The second annual prize, which recognizes organizations operating innovative programs and services dedicated to the full inclusion of people with disabilities in their local Jewish community, was announced Monday by the Ruderman Family Foundation.
The winners from among the 244 applicants are B’nai Amoona Synagogue in St. Louis, Mo.; United Herzlia Schools in Cape Town, South Africa; AMIT in Israel; Fundación Judaica in Buenos Aires, Argentina, and the Sunflower Bakery in Gaithersburg, Md.
Each of the winners will receive $50,000 to continue its work.
“All of this year’s winners around the globe are organizations not focused on the issue of disability but have developed innovative programs to include people with disabilities in the overall mission of their organization,” said Jay Ruderman, president of the Ruderman Family Foundation, in a statement.
B’nai Amoona has worked to be what Senior Rabbi Carnie Shalom Rose describes as “radically inclusive.”
“That vision has guided our congregation’s efforts for the last 8 years, and each year we have searched for and found new and more meaningful ways to enfranchise those who, heretofore, had been marginalized,” Rose said in a statement.

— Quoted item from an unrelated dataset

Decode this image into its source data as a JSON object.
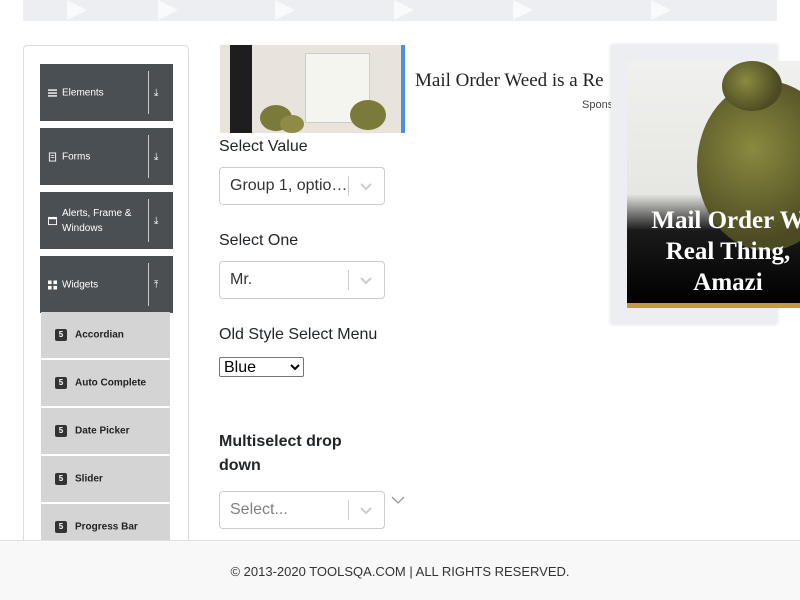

The synagogue reconstructed its bima and ark to be accessible to all, including ramps and an adjustable Torah reading table; it offers assistive listening devices and large print siddurim for the visually and audibly challenged; and provides shadows, special needs tutors, and a resource room for children in its religious school. The synagogue is guided by an inclusion committee comprised of lay members, which offers guidance on both physical plant and policies issues.
With 10 campuses throughout Cape Town, United Herzlia Schools feature an inclusive program adopted in 1997 that embraces children with learning and physical disabilities.
“The transformation of Herzlia into a school that offers a fully fledged inclusion program has been the most important, rewarding aspect of my 33 years in education,” said Geoff Cohen, director of education for the schools.
Sunflower Bakery provides skilled, on-the-job training, internships and employment services to individuals with developmental or other cognitive disabilities.
The bakery is “preparing young adults with a range of developmental and other cognitive disabilities with marketable skills and workplace experience desired by employers in the pastry and food industries,” said Sara Portman Milner and Laurie Wexler, the bakery’s co-founders and co-directors. “Our graduates are securing and sustaining jobs of their choosing, increasing self-sufficiency and enhancing their self-esteem.”
More than 1,000 children with disabilities are mainstreamed in AMIT schools across Israel, with full inclusion in classes, social and extracurricular activities.
Another inclusive school, Escuela Comunitaria Arlene Fern de la Fundación Judaica, has been a pioneer in projecting an inclusive model in which children with disabilities are integrated into mainstream classrooms at kindergarten and elementary-school levels.